Anyway, if you want an example then: "'Get off me! Get off me! I hate you! I hate your guts! Now get off me!'", and the following, "The princess swatted at his chest feebly, almost as if she weren't trying to get Zuko to stop hugging her.", would work better as a single paragraph, since the two are a part of the dialogue and the description connected to that dialogue. The same could be said about, "Zuko only hugged her tighter, causing her to break down.", and, "'I-I hate you Zuzu. I do.'", though with this latter one it isn't as... obvious. (My nitpicking self, so please ignore if you want.)

The somewhat-opposite is needed after the period in, "-some of that teenage eagerness still existed. 'Well, I wouldn't say that Azula is-" as there are two different... meanings and importances in that one paragraph.
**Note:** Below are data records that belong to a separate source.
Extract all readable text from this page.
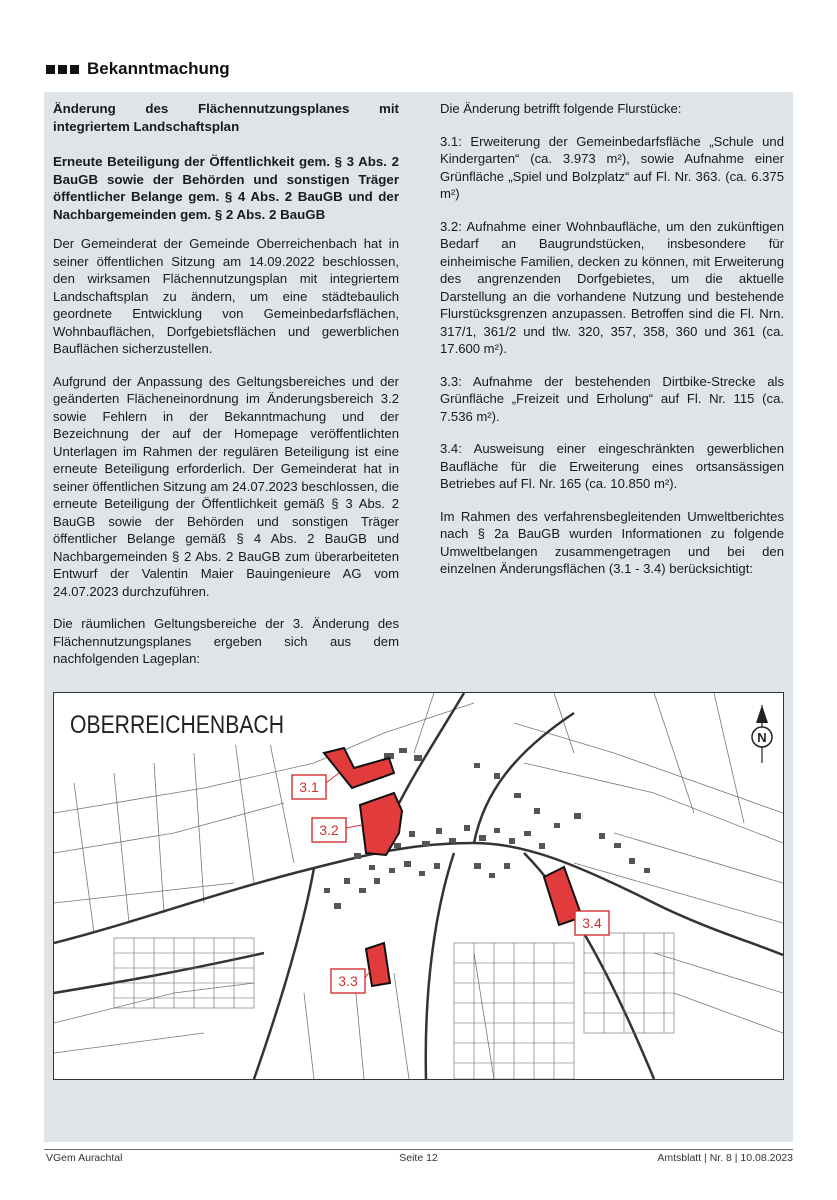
Bekanntmachung
Änderung des Flächennutzungsplanes mit integriertem Landschaftsplan
Erneute Beteiligung der Öffentlichkeit gem. § 3 Abs. 2 BauGB sowie der Behörden und sonstigen Träger öffentlicher Belange gem. § 4 Abs. 2 BauGB und der Nachbargemeinden gem. § 2 Abs. 2 BauGB

Der Gemeinderat der Gemeinde Oberreichenbach hat in seiner öffentlichen Sitzung am 14.09.2022 beschlossen, den wirksamen Flächennutzungsplan mit integriertem Landschaftsplan zu ändern, um eine städtebaulich geordnete Entwicklung von Gemeinbedarfsflächen, Wohnbauflächen, Dorfgebietsflächen und gewerblichen Bauflächen sicherzustellen.

Aufgrund der Anpassung des Geltungsbereiches und der geänderten Flächeneinordnung im Änderungsbereich 3.2 sowie Fehlern in der Bekanntmachung und der Bezeichnung der auf der Homepage veröffentlichten Unterlagen im Rahmen der regulären Beteiligung ist eine erneute Beteiligung erforderlich. Der Gemeinderat hat in seiner öffentlichen Sitzung am 24.07.2023 beschlossen, die erneute Beteiligung der Öffentlichkeit gemäß § 3 Abs. 2 BauGB sowie der Behörden und sonstigen Träger öffentlicher Belange gemäß § 4 Abs. 2 BauGB und Nachbargemeinden § 2 Abs. 2 BauGB zum überarbeiteten Entwurf der Valentin Maier Bauingenieure AG vom 24.07.2023 durchzuführen.

Die räumlichen Geltungsbereiche der 3. Änderung des Flächennutzungsplanes ergeben sich aus dem nachfolgenden Lageplan:

Die Änderung betrifft folgende Flurstücke:

3.1: Erweiterung der Gemeinbedarfsfläche „Schule und Kindergarten“ (ca. 3.973 m²), sowie Aufnahme einer Grünfläche „Spiel und Bolzplatz“ auf Fl. Nr. 363. (ca. 6.375 m²)

3.2: Aufnahme einer Wohnbaufläche, um den zukünftigen Bedarf an Baugrundstücken, insbesondere für einheimische Familien, decken zu können, mit Erweiterung des angrenzenden Dorfgebietes, um die aktuelle Darstellung an die vorhandene Nutzung und bestehende Flurstücksgrenzen anzupassen. Betroffen sind die Fl. Nrn. 317/1, 361/2 und tlw. 320, 357, 358, 360 und 361 (ca. 17.600 m²).

3.3: Aufnahme der bestehenden Dirtbike-Strecke als Grünfläche „Freizeit und Erholung“ auf Fl. Nr. 115 (ca. 7.536 m²).

3.4: Ausweisung einer eingeschränkten gewerblichen Baufläche für die Erweiterung eines ortsansässigen Betriebes auf Fl. Nr. 165 (ca. 10.850 m²).

Im Rahmen des verfahrensbegleitenden Umweltberichtes nach § 2a BauGB wurden Informationen zu folgende Umweltbelangen zusammengetragen und bei den einzelnen Änderungsflächen (3.1 - 3.4) berücksichtigt:

3.1
3.2
3.3
3.4
OBERREICHENBACH	N
VGem Aurachtal	Seite 12	Amtsblatt | Nr. 8 | 10.08.2023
One is the change and maturity that Zuko has gained, even when he still is the "same" Zuko. The other one is the answer, the facts of how Azula is faring and what is it exactly that has made the doctor so tired. Plus, the subject/actor changes, which I think is enough for anyone to press that Enter key.

Grammatically and spelling-wise there was nothing great to fault you with. ("'Thank-you doctor for allowing-" Thank you is not one word, so you should take off the dash. Also, you should add commas to either side of the word "doctor" since it's used as a... how would I put it, as a name/title, and if it were to be taken off, the meaning of the sentence wouldn't change at all.)

All in all, you've done a very good job of writing this. I enjoyed reading it.